Kesalahan keempat adalah mengabaikan overheat. Jika layar berkedip dan bergaris saat laptop panas, lanjut memakai laptop untuk game, rendering, atau aplikasi berat bisa memperparah GPU dan motherboard.

Kesalahan kelima adalah membongkar bezel layar tanpa pengalaman. Bezel laptop modern mudah patah, dan kabel layar bisa rusak jika dilepas dengan cara yang salah.

Konsultasikan Jika Layar Laptop Tetap Bergaris dan Berkedip

Jika layar laptop bergaris dan berkedip tetap muncul setelah anda mencoba restart, cek BIOS, monitor eksternal, ubah resolusi, sesuaikan refresh rate, update atau rollback driver VGA, Safe Mode, SFC/DISM, cek suhu, RAM, dan fleksibel, kemungkinan perlu pemeriksaan lebih lanjut. Masalah bisa berasal dari LCD, fleksibel, engsel, konektor layar, RAM, GPU, Windows, driver, atau motherboard.

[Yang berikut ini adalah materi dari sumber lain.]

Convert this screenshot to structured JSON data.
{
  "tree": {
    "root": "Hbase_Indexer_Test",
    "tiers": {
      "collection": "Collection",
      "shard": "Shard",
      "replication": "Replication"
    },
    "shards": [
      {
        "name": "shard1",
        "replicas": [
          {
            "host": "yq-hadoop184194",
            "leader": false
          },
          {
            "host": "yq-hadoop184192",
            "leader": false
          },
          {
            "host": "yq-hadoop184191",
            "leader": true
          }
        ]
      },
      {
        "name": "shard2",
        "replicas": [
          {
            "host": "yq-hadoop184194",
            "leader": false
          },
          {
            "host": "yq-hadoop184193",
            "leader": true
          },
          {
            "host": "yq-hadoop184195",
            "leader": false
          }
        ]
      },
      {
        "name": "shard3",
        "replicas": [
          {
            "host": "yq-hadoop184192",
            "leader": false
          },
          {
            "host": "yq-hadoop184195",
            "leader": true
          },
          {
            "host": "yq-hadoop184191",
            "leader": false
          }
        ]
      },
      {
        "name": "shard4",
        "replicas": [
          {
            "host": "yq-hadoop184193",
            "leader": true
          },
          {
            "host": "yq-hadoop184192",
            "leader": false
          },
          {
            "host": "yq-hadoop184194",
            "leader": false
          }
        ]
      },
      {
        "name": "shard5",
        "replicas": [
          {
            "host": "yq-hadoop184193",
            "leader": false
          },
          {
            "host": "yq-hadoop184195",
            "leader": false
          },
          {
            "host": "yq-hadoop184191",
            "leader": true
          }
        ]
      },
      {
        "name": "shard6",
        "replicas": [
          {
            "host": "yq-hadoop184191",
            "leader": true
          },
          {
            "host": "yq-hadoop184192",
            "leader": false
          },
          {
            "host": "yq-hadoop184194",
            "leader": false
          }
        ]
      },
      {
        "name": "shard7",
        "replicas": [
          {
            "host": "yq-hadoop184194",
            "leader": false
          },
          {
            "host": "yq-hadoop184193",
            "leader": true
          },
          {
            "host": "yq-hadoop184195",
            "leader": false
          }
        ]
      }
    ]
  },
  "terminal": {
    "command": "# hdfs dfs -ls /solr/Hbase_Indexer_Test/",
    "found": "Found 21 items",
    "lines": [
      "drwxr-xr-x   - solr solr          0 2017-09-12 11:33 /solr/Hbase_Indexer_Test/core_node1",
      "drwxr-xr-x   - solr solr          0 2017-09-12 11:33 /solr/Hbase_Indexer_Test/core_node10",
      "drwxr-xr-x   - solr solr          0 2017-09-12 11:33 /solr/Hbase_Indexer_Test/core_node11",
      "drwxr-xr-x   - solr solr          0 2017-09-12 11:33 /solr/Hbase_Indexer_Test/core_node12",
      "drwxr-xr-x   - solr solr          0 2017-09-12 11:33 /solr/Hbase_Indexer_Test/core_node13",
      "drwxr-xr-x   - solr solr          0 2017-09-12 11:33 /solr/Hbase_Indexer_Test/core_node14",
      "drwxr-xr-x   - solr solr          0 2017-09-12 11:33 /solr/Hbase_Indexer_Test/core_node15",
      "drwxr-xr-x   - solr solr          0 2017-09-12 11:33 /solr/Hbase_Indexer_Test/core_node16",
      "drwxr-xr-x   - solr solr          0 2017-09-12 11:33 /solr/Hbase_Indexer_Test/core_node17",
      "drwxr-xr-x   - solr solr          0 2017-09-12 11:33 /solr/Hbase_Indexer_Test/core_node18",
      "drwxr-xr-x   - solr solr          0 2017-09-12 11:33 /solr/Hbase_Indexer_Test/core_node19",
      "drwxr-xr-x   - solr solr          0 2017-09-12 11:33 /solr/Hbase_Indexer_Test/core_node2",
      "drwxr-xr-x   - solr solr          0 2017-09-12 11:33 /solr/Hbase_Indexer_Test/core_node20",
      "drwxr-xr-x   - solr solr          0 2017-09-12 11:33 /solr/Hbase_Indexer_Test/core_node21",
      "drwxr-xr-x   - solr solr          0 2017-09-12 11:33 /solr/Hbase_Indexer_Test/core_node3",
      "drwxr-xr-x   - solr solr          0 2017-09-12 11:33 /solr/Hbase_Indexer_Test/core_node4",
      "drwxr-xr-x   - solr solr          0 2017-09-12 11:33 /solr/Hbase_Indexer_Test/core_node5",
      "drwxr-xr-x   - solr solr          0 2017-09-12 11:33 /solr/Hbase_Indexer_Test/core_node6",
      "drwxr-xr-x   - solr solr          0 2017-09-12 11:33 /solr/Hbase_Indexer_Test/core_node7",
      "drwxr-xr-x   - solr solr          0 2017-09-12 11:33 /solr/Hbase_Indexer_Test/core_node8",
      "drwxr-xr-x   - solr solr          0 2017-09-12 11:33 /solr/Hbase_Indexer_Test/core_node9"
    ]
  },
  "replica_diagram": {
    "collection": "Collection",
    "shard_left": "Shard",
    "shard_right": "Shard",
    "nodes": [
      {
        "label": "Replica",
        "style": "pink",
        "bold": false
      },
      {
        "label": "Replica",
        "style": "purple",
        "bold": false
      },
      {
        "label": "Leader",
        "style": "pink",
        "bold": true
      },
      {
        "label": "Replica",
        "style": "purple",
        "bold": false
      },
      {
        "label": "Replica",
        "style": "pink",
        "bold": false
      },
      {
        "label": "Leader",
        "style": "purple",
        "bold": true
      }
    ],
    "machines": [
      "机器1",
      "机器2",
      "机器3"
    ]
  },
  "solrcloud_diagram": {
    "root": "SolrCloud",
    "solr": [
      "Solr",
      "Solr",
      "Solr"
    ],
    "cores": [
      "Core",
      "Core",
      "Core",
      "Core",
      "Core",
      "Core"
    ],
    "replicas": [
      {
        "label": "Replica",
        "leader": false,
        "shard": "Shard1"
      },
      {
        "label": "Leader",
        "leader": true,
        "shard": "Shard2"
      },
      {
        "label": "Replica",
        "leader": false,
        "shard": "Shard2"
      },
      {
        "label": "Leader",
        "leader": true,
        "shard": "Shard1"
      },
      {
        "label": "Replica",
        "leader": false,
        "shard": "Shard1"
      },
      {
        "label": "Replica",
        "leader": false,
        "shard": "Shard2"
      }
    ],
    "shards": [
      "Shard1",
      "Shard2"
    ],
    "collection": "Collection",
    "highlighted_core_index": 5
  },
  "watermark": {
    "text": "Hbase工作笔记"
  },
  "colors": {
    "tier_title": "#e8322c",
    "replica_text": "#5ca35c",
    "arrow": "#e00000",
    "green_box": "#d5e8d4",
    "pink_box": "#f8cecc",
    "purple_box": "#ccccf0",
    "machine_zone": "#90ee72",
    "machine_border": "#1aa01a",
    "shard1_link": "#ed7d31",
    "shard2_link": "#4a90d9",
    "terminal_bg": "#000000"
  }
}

Anda bisa berkonsultasi dengan admin EngineerTech melalui tombol WhatsApp di kanan bawah website untuk mendapatkan bantuan awal, estimasi jarak cabang, estimasi budget, dan konsultasi 24 jam. Jika diperlukan pengecekan lebih lanjut, anda juga bisa datang ke cabang terdekat EngineerTech agar kondisi layar, fleksibel, engsel, driver, GPU, RAM, dan motherboard laptop bisa diperiksa dengan aman.

Kesimpulan

Layar laptop bergaris dan berkedip bisa disebabkan driver VGA bermasalah, resolusi tidak sesuai, refresh rate tidak stabil, Windows error, kabel fleksibel longgar, panel LCD rusak, engsel bermasalah, overheat, RAM tidak stabil, GPU bermasalah, atau motherboard. Cara membedakannya adalah dengan mengecek apakah gejala muncul di BIOS, monitor eksternal, Safe Mode, atau hanya setelah masuk Windows.

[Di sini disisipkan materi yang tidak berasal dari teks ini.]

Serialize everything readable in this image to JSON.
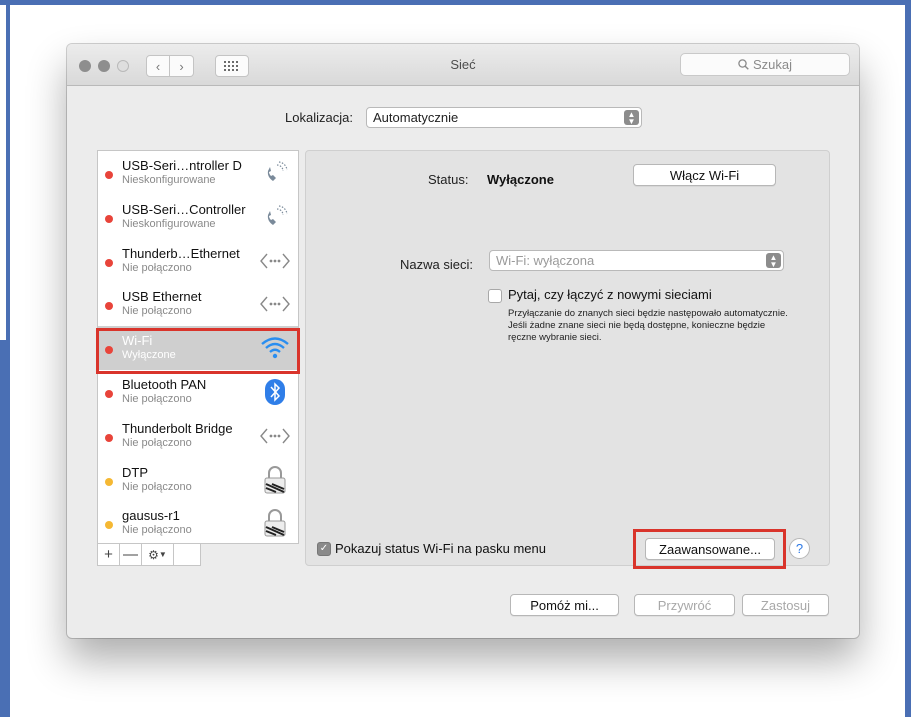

Mulailah dari solusi aman seperti restart, cek BIOS, coba monitor eksternal, ubah resolusi dan refresh rate, update atau rollback driver VGA, masuk Safe Mode, serta jalankan SFC dan DISM. Jika garis dan kedipan muncul sejak BIOS, berubah saat layar digerakkan, atau monitor eksternal normal sementara layar internal bermasalah, kemungkinan penyebabnya ada pada LCD, fleksibel, konektor, atau engsel. Jika monitor eksternal ikut bergaris dan berkedip, cek driver, RAM, GPU, suhu, dan motherboard sebelum mengganti layar.